Land of the Free: The battle of LA
- KARLOVY VARY 2017: The feature-length documentary debut by Danish filmmaker Camilla Magid spotlights the victims of an inadequate prison system trying to find redemption in South Central LA
What does it take to turn your life around in a society that allows little to no room for change? In her feature-length documentary debut, Land of the Free [+see also:
film profile], which is duking it out in the Documentary Competition of the 52nd Karlovy Vary International Film Festival, award-winning Danish filmmaker Camilla Magid explores the depths of the economically depressed district of South Central LA and its disadvantaged inhabitants, subjugated by an uncaring and sweltering prison system, and oppressed by the devastating, ever-present threat of gang violence.
Brian Watts (42) has just been released from Soledad State Prison after serving 24 years of a 28-to-life sentence. He grew up in a dysfunctional family and learned from an early age to make poor choices. He has spent most of his life in jail and now has to learn everything from scratch. One of the first things he does is to open a Gmail account and create his digital identity, which is so crucial nowadays if you want to apply for a job and is a prerequisite for merely existing in today's automated society. Brian attends a community programme that aims to promote acceptance and forgiveness and, mentored by Pastor Swaringer, he has recurring meetings with a psychologist. Attending this programme are also Juan (18), an illegal immigrant from San Salvador on probation after being arrested for gang activity, and Gianni (seven), who is convinced that nobody loves him, not even his mother, Cezanne Lewis, with whom he has a very conflicting relationship after she has been arrested at the border for trying to smuggle 200 pounds of marijuana. All three characters are trying to find their place in a society that seems to have no use for them.

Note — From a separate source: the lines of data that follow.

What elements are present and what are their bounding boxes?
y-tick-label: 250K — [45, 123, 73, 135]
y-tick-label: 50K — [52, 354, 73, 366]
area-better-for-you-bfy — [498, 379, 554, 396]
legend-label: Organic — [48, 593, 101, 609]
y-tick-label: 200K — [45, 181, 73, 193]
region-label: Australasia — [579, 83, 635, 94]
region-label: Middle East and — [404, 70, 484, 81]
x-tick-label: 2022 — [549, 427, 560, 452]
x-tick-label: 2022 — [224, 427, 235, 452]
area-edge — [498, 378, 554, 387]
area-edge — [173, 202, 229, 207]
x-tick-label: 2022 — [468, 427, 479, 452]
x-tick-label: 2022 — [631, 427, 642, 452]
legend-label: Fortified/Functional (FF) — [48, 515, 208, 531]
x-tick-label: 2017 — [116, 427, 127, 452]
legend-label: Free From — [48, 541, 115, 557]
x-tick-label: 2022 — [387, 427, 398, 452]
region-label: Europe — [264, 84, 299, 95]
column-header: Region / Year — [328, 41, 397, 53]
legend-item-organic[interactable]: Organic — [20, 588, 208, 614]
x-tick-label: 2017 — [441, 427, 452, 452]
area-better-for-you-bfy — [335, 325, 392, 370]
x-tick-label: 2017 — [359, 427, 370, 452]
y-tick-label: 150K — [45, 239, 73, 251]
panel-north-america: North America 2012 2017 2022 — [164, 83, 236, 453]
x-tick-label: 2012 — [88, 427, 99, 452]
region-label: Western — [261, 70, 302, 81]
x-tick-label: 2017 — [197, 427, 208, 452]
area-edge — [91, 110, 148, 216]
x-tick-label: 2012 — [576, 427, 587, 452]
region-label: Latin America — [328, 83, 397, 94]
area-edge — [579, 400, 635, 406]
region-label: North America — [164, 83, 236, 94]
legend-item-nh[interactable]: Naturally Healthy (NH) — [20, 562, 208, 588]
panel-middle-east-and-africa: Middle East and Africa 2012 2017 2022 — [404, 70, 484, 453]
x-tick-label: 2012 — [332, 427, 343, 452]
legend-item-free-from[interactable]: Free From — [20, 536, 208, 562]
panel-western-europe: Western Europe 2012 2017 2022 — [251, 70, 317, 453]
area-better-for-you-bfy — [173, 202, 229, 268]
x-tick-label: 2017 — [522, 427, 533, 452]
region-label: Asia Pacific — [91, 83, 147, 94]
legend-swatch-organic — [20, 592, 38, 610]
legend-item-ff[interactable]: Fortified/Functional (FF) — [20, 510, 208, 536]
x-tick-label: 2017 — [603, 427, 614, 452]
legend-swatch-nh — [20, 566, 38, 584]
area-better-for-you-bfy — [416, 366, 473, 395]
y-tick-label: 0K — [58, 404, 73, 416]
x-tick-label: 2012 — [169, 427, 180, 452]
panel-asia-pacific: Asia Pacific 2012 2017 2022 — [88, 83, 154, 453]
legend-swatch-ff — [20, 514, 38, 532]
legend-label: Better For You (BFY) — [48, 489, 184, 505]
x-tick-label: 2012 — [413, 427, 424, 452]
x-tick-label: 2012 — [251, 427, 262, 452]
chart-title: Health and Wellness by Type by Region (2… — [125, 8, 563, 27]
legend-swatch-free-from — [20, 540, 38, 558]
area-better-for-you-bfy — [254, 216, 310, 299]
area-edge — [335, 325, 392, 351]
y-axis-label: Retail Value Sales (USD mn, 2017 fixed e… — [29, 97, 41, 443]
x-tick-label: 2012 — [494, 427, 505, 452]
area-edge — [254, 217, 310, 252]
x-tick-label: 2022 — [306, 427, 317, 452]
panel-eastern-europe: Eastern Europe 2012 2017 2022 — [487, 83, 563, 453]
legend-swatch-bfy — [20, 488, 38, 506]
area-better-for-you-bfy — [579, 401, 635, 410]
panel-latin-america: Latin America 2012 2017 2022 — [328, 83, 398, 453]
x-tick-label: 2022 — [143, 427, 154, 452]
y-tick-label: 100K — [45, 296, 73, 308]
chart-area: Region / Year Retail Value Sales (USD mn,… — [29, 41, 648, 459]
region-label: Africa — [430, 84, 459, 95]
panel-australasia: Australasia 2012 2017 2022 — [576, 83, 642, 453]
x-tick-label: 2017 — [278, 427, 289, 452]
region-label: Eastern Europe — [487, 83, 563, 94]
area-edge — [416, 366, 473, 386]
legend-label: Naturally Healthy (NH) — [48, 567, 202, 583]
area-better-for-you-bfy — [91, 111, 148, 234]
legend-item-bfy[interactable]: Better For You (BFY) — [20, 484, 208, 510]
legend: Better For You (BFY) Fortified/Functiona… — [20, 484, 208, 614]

If one were to make a hasty judgement, one could say that the relationships between individuals, family, society and institutions are the sole focus of Magid’s critical dissection. But that's not all. Brian, Juan and Gianni have two things in common: they’ve all been victims of gang activity and raised by a single mother. “I don't look like her,” says Gianni, referring to his mother; “I look like my father” – a person he's never even seen. "You ready?" asked Juan's mother before hugging him and accompanying him to the border. "I love you. Take care of yourself. Walk and don't look back." The reconciliation between Brian and his mother, with whom he hasn't connected for the past 24 years, becomes a cardinal part of the documentary – and of Juan’s grievous process of building healthy relationships with the women in his life.
Over a span of two years, Brian, Juan and Gianni remind us that living in the free world doesn’t necessarily mean being free. Brian is still carrying around the burden of his past choices, Juan is in a country he can’t call home, and Gianni is confined to his house for fear that something might happen to him in the streets.
Produced by Danish outfit Final Cut for Real and Finland’s Tuffi Films, and handled internationally by Danish sales agent DR Sales, Land of the Free is a must-watch documentary that will surely find success as it continues its festival run and attract the interest of many international buyers.